A brief note on the Dyatlov Pass victims

Anna Arutunyan, my illustrious colleague, did a story this week on the Dyatlov Pass incident. The “incident” is really whatever it was that killed nine hikers on the appropriately named Mountain of the Dead in the Urals, in 1959. A new book has come out in Russia, and a new movie by Renny Harlin is coming out soon – so it only seemed appropriate to dig into the past again.

Whereas before I was pretty certain that, in spite of all of the entertaining conspiracy theories out there, it came down to an avalanche and the bizarre behavior that’s commonly associated with hypothermia, now I’m not so sure.

Maybe I’ve lived in Russia for too long – but military testing gone awry seems to be the more likely theory to me now. They did abandon their tent in a hurry – but they were also cutting it from the inside at first, making efforts to peek out and take a look at something. If the government was testing rockets in the area, they may have been confused about what they were seeing.

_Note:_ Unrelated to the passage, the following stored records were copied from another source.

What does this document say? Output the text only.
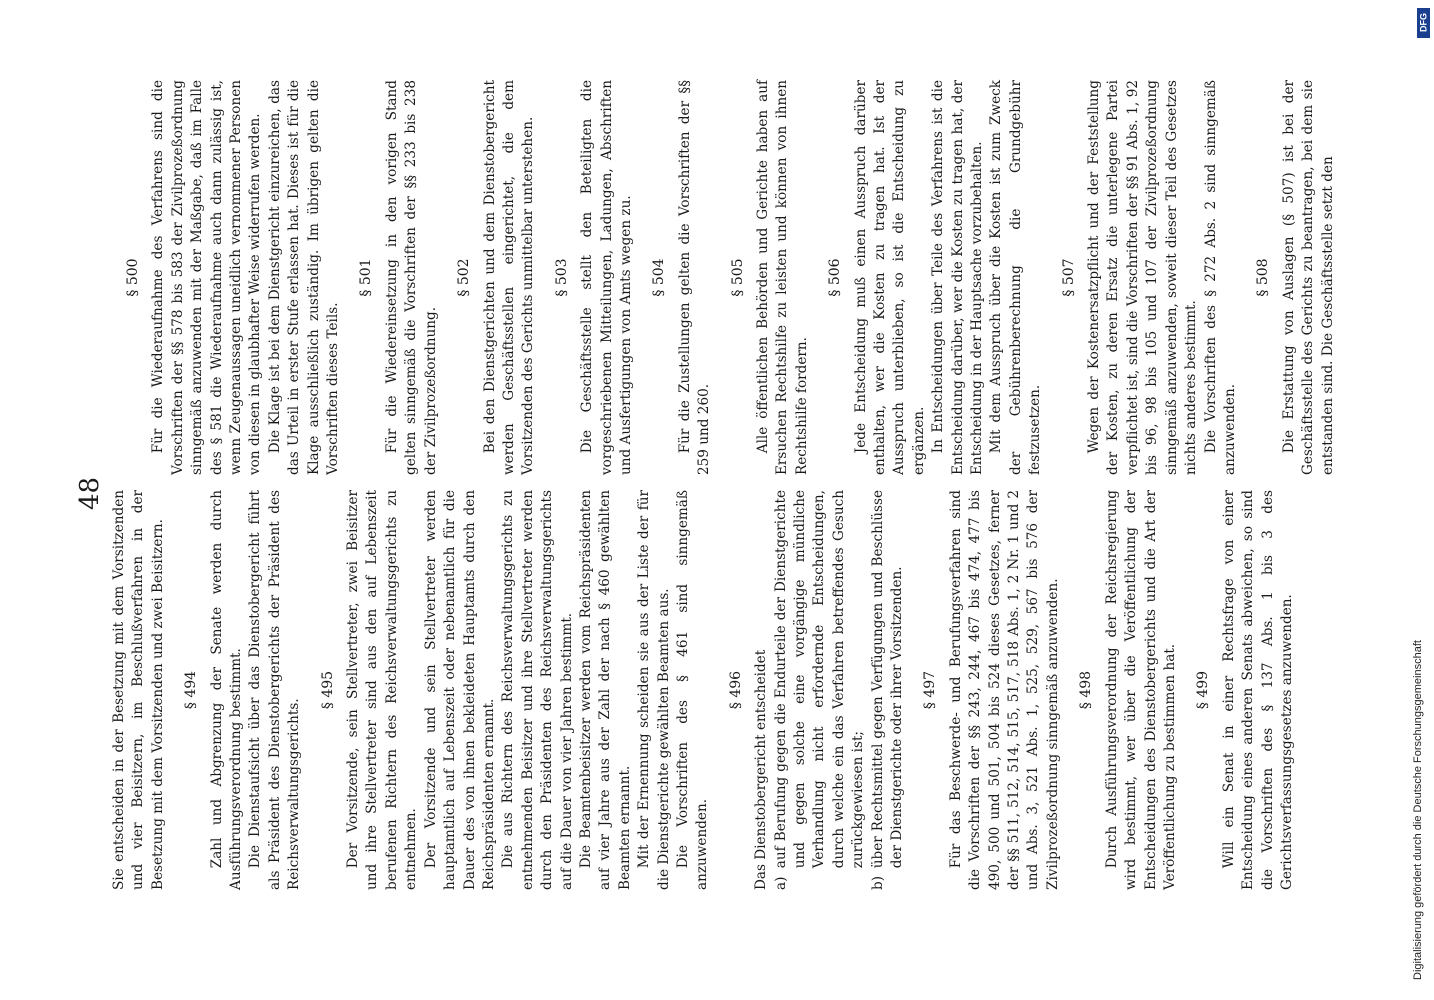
48 Sie entscheiden in der Besetzung mit dem Vorsitzenden und vier Beisitzern, im Beschlußverfahren in der Besetzung mit dem Vorsitzenden und zwei Beisitzern. § 494 Zahl und Abgrenzung der Senate werden durch Ausführungsverordnung bestimmt. Die Dienstaufsicht über das Dienstobergericht führt als Präsident des Dienstobergerichts der Präsident des Reichsverwaltungsgerichts.

§ 495 Der Vorsitzende, sein Stellvertreter, zwei Beisitzer und ihre Stellvertreter sind aus den auf Lebenszeit berufenen Richtern des Reichsverwaltungsgerichts zu entnehmen. Der Vorsitzende und sein Stellvertreter werden hauptamtlich auf Lebenszeit oder nebenamtlich für die Dauer des von ihnen bekleideten Hauptamts durch den Reichspräsidenten ernannt. Die aus Richtern des Reichsverwaltungsgerichts zu entnehmenden Beisitzer und ihre Stellvertreter werden durch den Präsidenten des Reichsverwaltungsgerichts auf die Dauer von vier Jahren bestimmt. Die Beamtenbeisitzer werden vom Reichspräsidenten auf vier Jahre aus der Zahl der nach § 460 gewählten Beamten ernannt. Mit der Ernennung scheiden sie aus der Liste der für die Dienstgerichte gewählten Beamten aus. Die Vorschriften des § 461 sind sinngemäß anzuwenden.

§ 496 Das Dienstobergericht entscheidet a)auf Berufung gegen die Endurteile der Dienstgerichte und gegen solche eine vorgängige mündliche Verhandlung nicht erfordernde Entscheidungen, durch welche ein das Verfahren betreffendes Gesuch zurückgewiesen ist;
b)über Rechtsmittel gegen Verfügungen und Beschlüsse der Dienstgerichte oder ihrer Vorsitzenden. § 497 Für das Beschwerde- und Berufungsverfahren sind die Vorschriften der §§ 243, 244, 467 bis 474, 477 bis 490, 500 und 501, 504 bis 524 dieses Gesetzes, ferner der §§ 511, 512, 514, 515, 517, 518 Abs. 1, 2 Nr. 1 und 2 und Abs. 3, 521 Abs. 1, 525, 529, 567 bis 576 der Zivilprozeßordnung sinngemäß anzuwenden. § 498 Durch Ausführungsverordnung der Reichsregierung wird bestimmt, wer über die Veröffentlichung der Entscheidungen des Dienstobergerichts und die Art der Veröffentlichung zu bestimmen hat. § 499 Will ein Senat in einer Rechtsfrage von einer Entscheidung eines anderen Senats abweichen, so sind die Vorschriften des § 137 Abs. 1 bis 3 des Gerichtsverfassungsgesetzes anzuwenden.

§ 500 Für die Wiederaufnahme des Verfahrens sind die Vorschriften der §§ 578 bis 583 der Zivilprozeßordnung sinngemäß anzuwenden mit der Maßgabe, daß im Falle des § 581 die Wiederaufnahme auch dann zulässig ist, wenn Zeugenaussagen uneidlich vernommener Personen von diesen in glaubhafter Weise widerrufen werden. Die Klage ist bei dem Dienstgericht einzureichen, das das Urteil in erster Stufe erlassen hat. Dieses ist für die Klage ausschließlich zuständig. Im übrigen gelten die Vorschriften dieses Teils.

§ 501 Für die Wiedereinsetzung in den vorigen Stand gelten sinngemäß die Vorschriften der §§ 233 bis 238 der Zivilprozeßordnung.

§ 502 Bei den Dienstgerichten und dem Dienstobergericht werden Geschäftsstellen eingerichtet, die dem Vorsitzenden des Gerichts unmittelbar unterstehen. § 503 Die Geschäftsstelle stellt den Beteiligten die vorgeschriebenen Mitteilungen, Ladungen, Abschriften und Ausfertigungen von Amts wegen zu. § 504 Für die Zustellungen gelten die Vorschriften der §§ 259 und 260.

§ 505 Alle öffentlichen Behörden und Gerichte haben auf Ersuchen Rechtshilfe zu leisten und können von ihnen Rechtshilfe fordern.

§ 506 Jede Entscheidung muß einen Ausspruch darüber enthalten, wer die Kosten zu tragen hat. Ist der Ausspruch unterblieben, so ist die Entscheidung zu ergänzen. In Entscheidungen über Teile des Verfahrens ist die Entscheidung darüber, wer die Kosten zu tragen hat, der Entscheidung in der Hauptsache vorzubehalten. Mit dem Ausspruch über die Kosten ist zum Zweck der Gebührenberechnung die Grundgebühr festzusetzen.

§ 507 Wegen der Kostenersatzpflicht und der Feststellung der Kosten, zu deren Ersatz die unterlegene Partei verpflichtet ist, sind die Vorschriften der §§ 91 Abs. 1, 92 bis 96, 98 bis 105 und 107 der Zivilprozeßordnung sinngemäß anzuwenden, soweit dieser Teil des Gesetzes nichts anderes bestimmt. Die Vorschriften des § 272 Abs. 2 sind sinngemäß anzuwenden.

§ 508 Die Erstattung von Auslagen (§ 507) ist bei der Geschäftsstelle des Gerichts zu beantragen, bei dem sie entstanden sind. Die Geschäftsstelle setzt den

Digitalisierung gefördert durch die Deutsche Forschungsgemeinschaft
DFG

After that, it’s possible that panic set in when they left the tent. As Anna’s story notes, investigators concluded that at least three of them were trying to make their way back to the tent when they died. Still, their injuries, some of them downright strange (like skull damage with no visible bruising) invite other possibilities.

The conspiracy theories often obscure the sad awfulness of this story. You’ve got a bunch of student hikers off on an adventure – and you end up with this, with journalists still trying to pore over the details of the deaths decades later. A lot of the case files still remain top secret, in the meantime. I mean, yeah, this is Russia, where your grandma’s knitting patterns might wind up being labeled top secret, but still. I wish they would make more stuff public – though probably not under this administration.

The Dyatlov Pass story is a good reminded that the landscape never belongs to us. Especially not in Russia – but really, it doesn’t belong to us anywhere. It can turn on us in a second. So much of our art, so much of what we produce, is ultimately about that.